Deputados aprovam na especialidade regime jurídico da habitação social

Foi ontem aprovado na especialidade o regime jurídico da habitação social pelos deputados da Assembleia Legislativa. Apesar das críticas acerca do aumento do limite mínimo de idade de candidatura a este tipo de habitação, a proposta apresenta uma alteração de fundo que vai de encontro às solicitações que há muito são feitas pelos tribunos: o mecanismo de candidatura permanente.

A deputada Ella Lei aproveitou para louvar a medida na sessão plenária de ontem. “Sabemos que a subida do custo dos imóveis põe uma grande pressão à sociedade em termos de habitação.

Antes, as candidaturas demoravam muito tempo e o processo de atribuição de fracções era muito lento. O novo regime vai encurtar o tempo e facilitar os procedimentos”, disse.

De acordo com o Governo, com as alterações do regime jurídico, o tempo previsto para se conseguir uma fracção passará a ser de quatro anos e meio, um objectivo que Ella Lei espera ver ser cumprido.

Já o secretário para os Transportes e Obras Públicas, Raimundo do Rosário, está confiante nas melhorias futuras, uma vez que prevê que até 2021 estejam concluídos mais três projectos destinados à construção de habitação social que vão disponibilizar entre 8000 a 10 000 fracções.

De passagem

O facto do diploma permitir situações de residência temporária de elementos fora do agregado familiar suscitou duvidas ao deputado Sulu Sou. “O Instituto de Habitação (IH) pode autorizar a permanência na habitação de um prestador de cuidados ou de um cônjuge que não foi tido em conta no momento de candidatura”, apontou Sou, sublinhando que se trata de uma norma que vai contra as regras.

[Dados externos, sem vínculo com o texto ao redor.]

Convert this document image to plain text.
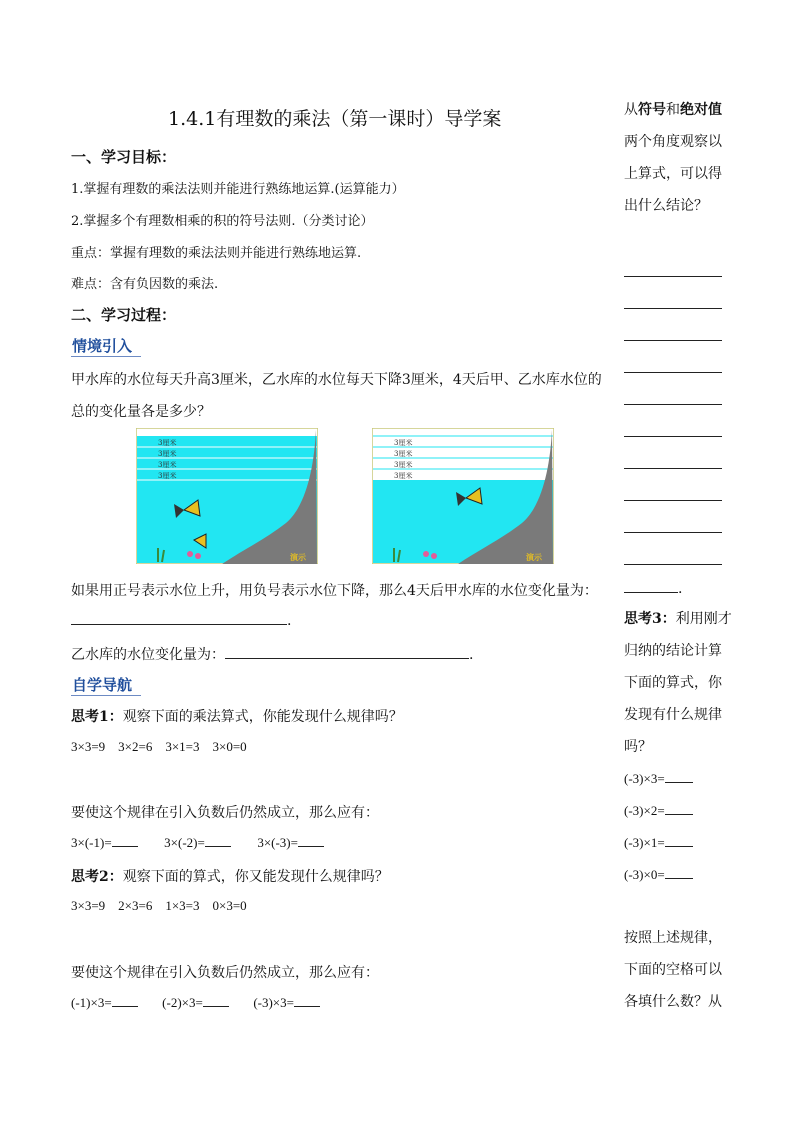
1.4.1有理数的乘法（第一课时）导学案
一、学习目标：
1.掌握有理数的乘法法则并能进行熟练地运算.(运算能力）
2.掌握多个有理数相乘的积的符号法则.（分类讨论）
重点：掌握有理数的乘法法则并能进行熟练地运算.
难点：含有负因数的乘法.
二、学习过程：
情境引入
甲水库的水位每天升高3厘米，乙水库的水位每天下降3厘米，4天后甲、乙水库水位的
总的变化量各是多少？
3厘米
3厘米
3厘米
3厘米
演示
3厘米
3厘米
3厘米
3厘米
演示
如果用正号表示水位上升，用负号表示水位下降，那么4天后甲水库的水位变化量为：
.
乙水库的水位变化量为：	.
自学导航
思考1：观察下面的乘法算式，你能发现什么规律吗？
3×3=9    3×2=6    3×1=3    3×0=0
要使这个规律在引入负数后仍然成立，那么应有：
3×(-1)=	3×(-2)=	3×(-3)=
思考2：观察下面的算式，你又能发现什么规律吗？
3×3=9    2×3=6    1×3=3    0×3=0
要使这个规律在引入负数后仍然成立，那么应有：
(-1)×3=	(-2)×3=	(-3)×3=
从符号和绝对值两个角度观察以上算式，可以得出什么结论？
.
思考3：利用刚才归纳的结论计算下面的算式，你发现有什么规律吗？
(-3)×3=
(-3)×2=
(-3)×1=
(-3)×0=
按照上述规律，下面的空格可以各填什么数？从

Mas Arnaldo Santos, presidente do Instituto de Habitação esclareceu que a norma foi criada tendo em conta os cônjuges que ainda não são residentes e que vivem no continente. “Quanto à permanência temporária do cônjuge tem que ver com os casais que vivem na China e que só têm direito a permanência temporária em Macau quando pedem o estatuto de residente de Macau”, acrescentou.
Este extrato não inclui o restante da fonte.